The same month, he said that while the promised dirt on Hillary Clinton offered by Russian friends of the Trumps turned out to be a “ludicrous” conspiracy theory about Russian funding of the Democrats, there was nothing improper about the campaign agreeing to the meeting. In politics, Whitaker said, “you would always take that meeting.”

In another appearance the same month, Whitaker suggested that Trump could force Sessions out and replace him with an acting attorney general who would then have the power to hamper the special counsel by cutting the funding for his investigation.

“I could see a scenario where Jeff Sessions is replaced,” Whitaker said, “and that attorney general doesn’t fire Bob Mueller, but he just reduces his budget to so low that his investigation grinds to almost a halt.”

On Twitter in 2017, Whitaker also disparaged the Mueller investigation as a “lynch mob.”

Trump’s “Wednesday afternoon massacre” alarmed Democrats, including Sen. Tim Kaine of Virginia, and Sally Yates, a former acting attorney general who was fired by Trump after she refused to defend his Muslim ban in court.

As the Washington Post correspondent Robert Costa noted, Whitaker is a friend and former political ally of one of the witnesses in the Mueller probe, Sam Clovis, a Trump campaign aide who had encouraged another advisor, George Papadopoulos, to travel to Russia and meet with Russian officials in August, 2016.

“We’re currently friends,” Clovis said of Whitaker in an interview with The Post on Wednesday. “I texted him congratulations today.”

Clovis also told Talking Points Memo on Wednesday that Whitaker had served as an informal advisor on his work for the Trump campaign. “He and I are very good friends, very close friends,” Clovis said. “He’ll fit right into this, he’ll be a great acting Attorney General.”

During the 2016 campaign, Whitaker, a former United States attorney, argued in an opinion piece that he would have prosecuted Hillary Clinton for using a private email server when she served as secretary of state. “According to FBI Director James Comey’s statement,” Whitaker wrote on July 5, 2016, “former secretary of State Hillary Clinton could have been charged with violating several different code sections, and he detailed the evidence that supports bringing criminal charges.”

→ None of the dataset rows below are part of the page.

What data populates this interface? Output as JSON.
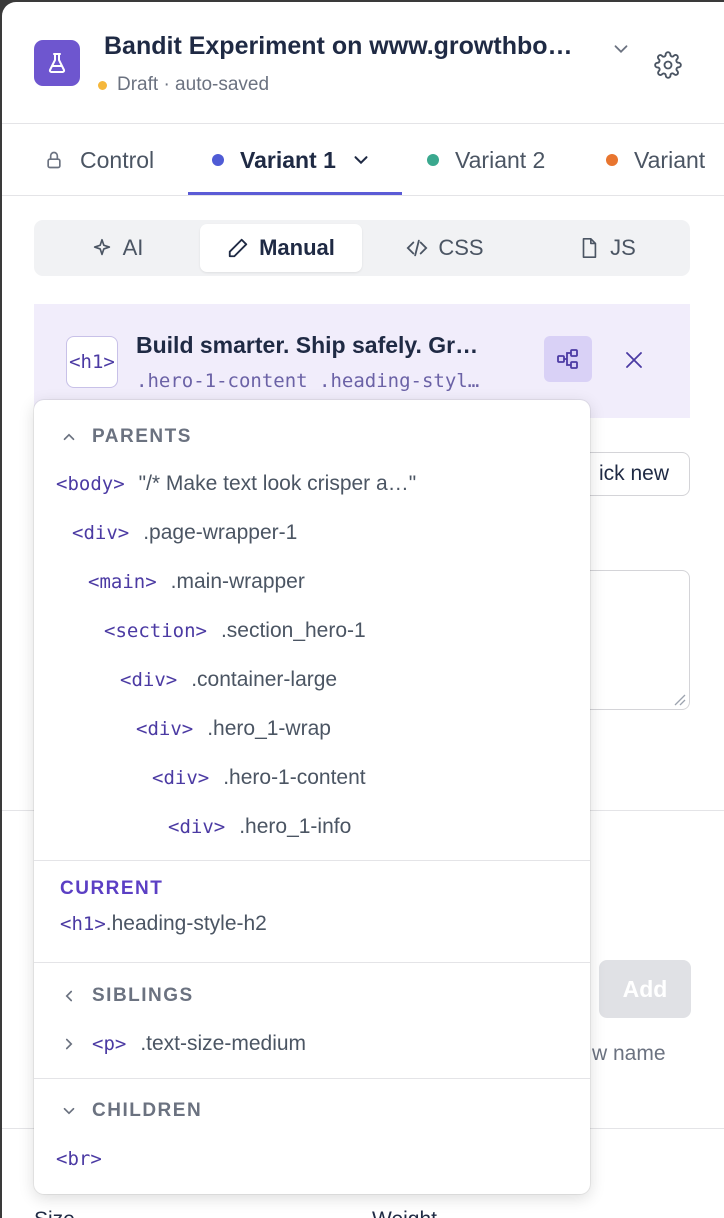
{
  "header": {
    "title": "Bandit Experiment on www.growthbo…",
    "status": "Draft · auto-saved"
  },
  "tabs": [
    {
      "label": "Control",
      "color": "#6b7280"
    },
    {
      "label": "Variant 1",
      "color": "#4f5bd5",
      "active": true
    },
    {
      "label": "Variant 2",
      "color": "#3aa88e"
    },
    {
      "label": "Variant",
      "color": "#e8752f"
    }
  ],
  "modes": [
    {
      "label": "AI",
      "icon": "sparkle-icon"
    },
    {
      "label": "Manual",
      "icon": "pencil-icon",
      "active": true
    },
    {
      "label": "CSS",
      "icon": "code-icon"
    },
    {
      "label": "JS",
      "icon": "js-file-icon"
    }
  ],
  "selected": {
    "tag": "<h1>",
    "title": "Build smarter. Ship safely. Gr…",
    "classes": ".hero-1-content .heading-styl…"
  },
  "background": {
    "pick_new": "ick new",
    "add": "Add",
    "hint": "w name",
    "size_label": "Size",
    "weight_label": "Weight"
  },
  "popover": {
    "parents_label": "PARENTS",
    "parents": [
      {
        "tag": "<body>",
        "value": "\"/* Make text look crisper a…\""
      },
      {
        "tag": "<div>",
        "value": ".page-wrapper-1"
      },
      {
        "tag": "<main>",
        "value": ".main-wrapper"
      },
      {
        "tag": "<section>",
        "value": ".section_hero-1"
      },
      {
        "tag": "<div>",
        "value": ".container-large"
      },
      {
        "tag": "<div>",
        "value": ".hero_1-wrap"
      },
      {
        "tag": "<div>",
        "value": ".hero-1-content"
      },
      {
        "tag": "<div>",
        "value": ".hero_1-info"
      }
    ],
    "current_label": "CURRENT",
    "current": {
      "tag": "<h1>",
      "value": ".heading-style-h2"
    },
    "siblings_label": "SIBLINGS",
    "siblings": [
      {
        "tag": "<p>",
        "value": ".text-size-medium"
      }
    ],
    "children_label": "CHILDREN",
    "children": [
      {
        "tag": "<br>",
        "value": ""
      }
    ]
  }
}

“Yet, Director Comey’s judgment was that ‘no reasonable prosecutor’ would bring the case,” Whitaker added. “I disagree.”

Several Democratic senators, including Chris Coons of Delaware and Kamala Harris of a California, a possible contender for her party’s 2020 presidential nomination, called for Whitaker to recuse himself from oversight of the Mueller investigation.

Given that he was appointed by a president who is already under investigation for obstructing justice by firing Comey, and has not been confirmed by the senate, some legal experts suggested that Whitaker might not have the legal authority to oversee the special counsel’s work.

One of them, Neal Katyal, a former acting solicitor general in the Obama administration, pointed out that Clarence Thomas had ruled recently that such an appointee could not exercise those powers.

The Democratic activist group MoveOn announced nationwide protests on Thursday to defend the Mueller investigation.

Updated: Wednesday, Nov. 7, 6:10 p.m. Eastern Time
This report was updated with more reaction to Matthew Whitaker’s appointment as acting attorney general.